The name, iQWOC, came to me after I founded Queer Women of Color and Friends (QWOC+ Boston) and, all of a sudden, felt invisible in my own community. It seemed I had succeeded in creating a safe social space for black lesbians, asian queers, white allies, latina friends, young professionals, power couples etc., but somehow, forgot to include Africans or Immigrant queers as one of the beneficiaries of the group. It had dawned on me one day that although QWOC+ events were rich in cultural and age diversity, they were nationally homogeneous: almost everyone identified as American.
I began to write about this, and one day, I described myself as an iQWOC in my journal. iQWOC: an international/immigrant queer woman of color. I liked it – the techie in me in particular drooled over the lowercase “i” a la the age of Apple, Inc – and began using it online and offline.
Many people have asked why I choose to identify as an iQWOC – after all, QWOC should suffice. Sigh… people. So, below is a brief trajectory of my journey, and why you should never question my (or anyone’s) choice of label again:
- When I lived at home, I was simply an “Igbo” girl in a predominantly Yoruba state
- When I left home, and came to high school in the United States, my accent and “strange” (read: polite) behavior routinely gave me away and forced me to identify as “Nigerian” moreso than I ever had in my entire life
- Then frequently, people would call me “Black” and I’d stare at them blankly, trying to understand if they intended to offend me or not, cause sometimes, for reasons I couldn’t explain at the time, it did make me angry. The American media (read: movies I’d watched growing up) always painted “Black” as a bad thing and so of course I wanted no part in it. It also didn’t help that my parents had lived in a poor neighborhood in CA for a few years before moving back home, so all they remembered of the black people in their community was the gang violence, armed robberies, street loitering, and drugs. This made me cling to my “Nigerian” label even more vehemently.
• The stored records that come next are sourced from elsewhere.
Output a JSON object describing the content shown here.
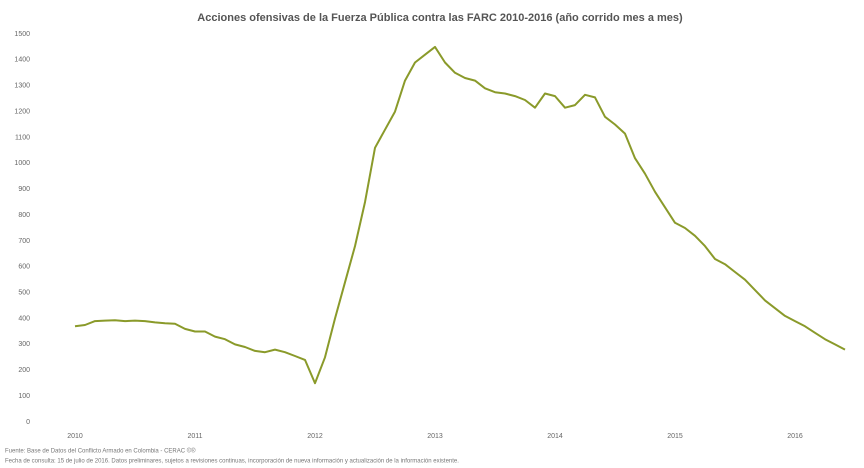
{
  "chart_data": {
    "type": "line",
    "title": "Acciones ofensivas de la Fuerza Pública contra las FARC 2010-2016 (año corrido mes a mes)",
    "source": "Fuente: Base de Datos del Conflicto Armado en Colombia - CERAC ©®",
    "note": "Fecha de consulta: 15 de julio de 2016. Datos preliminares, sujetos a revisiones continuas, incorporación de nueva información y actualización de la información existente.",
    "categories": [
      "2010",
      null,
      null,
      null,
      null,
      null,
      null,
      null,
      null,
      null,
      null,
      null,
      "2011",
      null,
      null,
      null,
      null,
      null,
      null,
      null,
      null,
      null,
      null,
      null,
      "2012",
      null,
      null,
      null,
      null,
      null,
      null,
      null,
      null,
      null,
      null,
      null,
      "2013",
      null,
      null,
      null,
      null,
      null,
      null,
      null,
      null,
      null,
      null,
      null,
      "2014",
      null,
      null,
      null,
      null,
      null,
      null,
      null,
      null,
      null,
      null,
      null,
      "2015",
      null,
      null,
      null,
      null,
      null,
      null,
      null,
      null,
      null,
      null,
      null,
      "2016",
      null,
      null,
      null,
      null,
      null
    ],
    "series": [
      {
        "name": "Acciones ofensivas",
        "color": "#8a9a2a",
        "values": [
          370,
          375,
          390,
          392,
          393,
          390,
          392,
          390,
          385,
          382,
          380,
          360,
          350,
          350,
          330,
          320,
          300,
          290,
          275,
          270,
          280,
          270,
          255,
          240,
          150,
          250,
          400,
          540,
          680,
          850,
          1060,
          1130,
          1200,
          1320,
          1390,
          1420,
          1450,
          1390,
          1350,
          1330,
          1320,
          1290,
          1275,
          1270,
          1260,
          1245,
          1215,
          1270,
          1260,
          1215,
          1225,
          1265,
          1255,
          1180,
          1150,
          1115,
          1020,
          960,
          890,
          830,
          770,
          750,
          720,
          680,
          630,
          610,
          580,
          550,
          510,
          470,
          440,
          410,
          390,
          370,
          345,
          320,
          300,
          280
        ]
      }
    ],
    "ylim": [
      0,
      1500
    ],
    "yticks": [
      0,
      100,
      200,
      300,
      400,
      500,
      600,
      700,
      800,
      900,
      1000,
      1100,
      1200,
      1300,
      1400,
      1500
    ],
    "grid": false
  }
}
- To make matters worse, I was bullied by a group of African-American kids for being “African”, having an accent, the way I dressed etc, for the two years I was in private school.
- In college, just after I’d gotten over my fear of “Black” people, women’s studies classes opened my eyes a little more to the racial dynamics of the northeast, and my own internalized racism; I began to empathize. By then, I’d also experienced a few years being treated like a “Black” person so the empathy factor deepened my interest in understanding racism, a social phenomenon I’d never thought about (outside of movies) before. I came to view my racially identity more politically as a “Person of Color” and enjoyed intellectual conversations about racial profiling, interracial dating, adoption, and the power/influence of hiphop music on pop culture.
- Just when I thought I’d figured everything out, I came to identify as queer, and my world shrank again right before my eyes: I was all of a sudden surrounded by white (American) lesbians, and.. well, that was strange. It was frustrating to feel alienated from my diverse group of straight culturally competent friends and feel stuck with a group of privileged white people (who didn’t think they were because they were queer).
- I thought diversifying my social network would ease the burden – hence the launch of QWOC+ Boston – but whereas having QPOC friends was rewarding in specific ways (I now at least had an extra pair of eyes to exchange “No she didn’t” glances with! yay!), I felt completely invisible as a Nigerian / international / immigrant woman.
- In the process of reaffirming my cultural roots, and reclaiming my FULL identity, I coined the term “iQWOC” for myself, which means International/Immigrant Queer Woman of Color.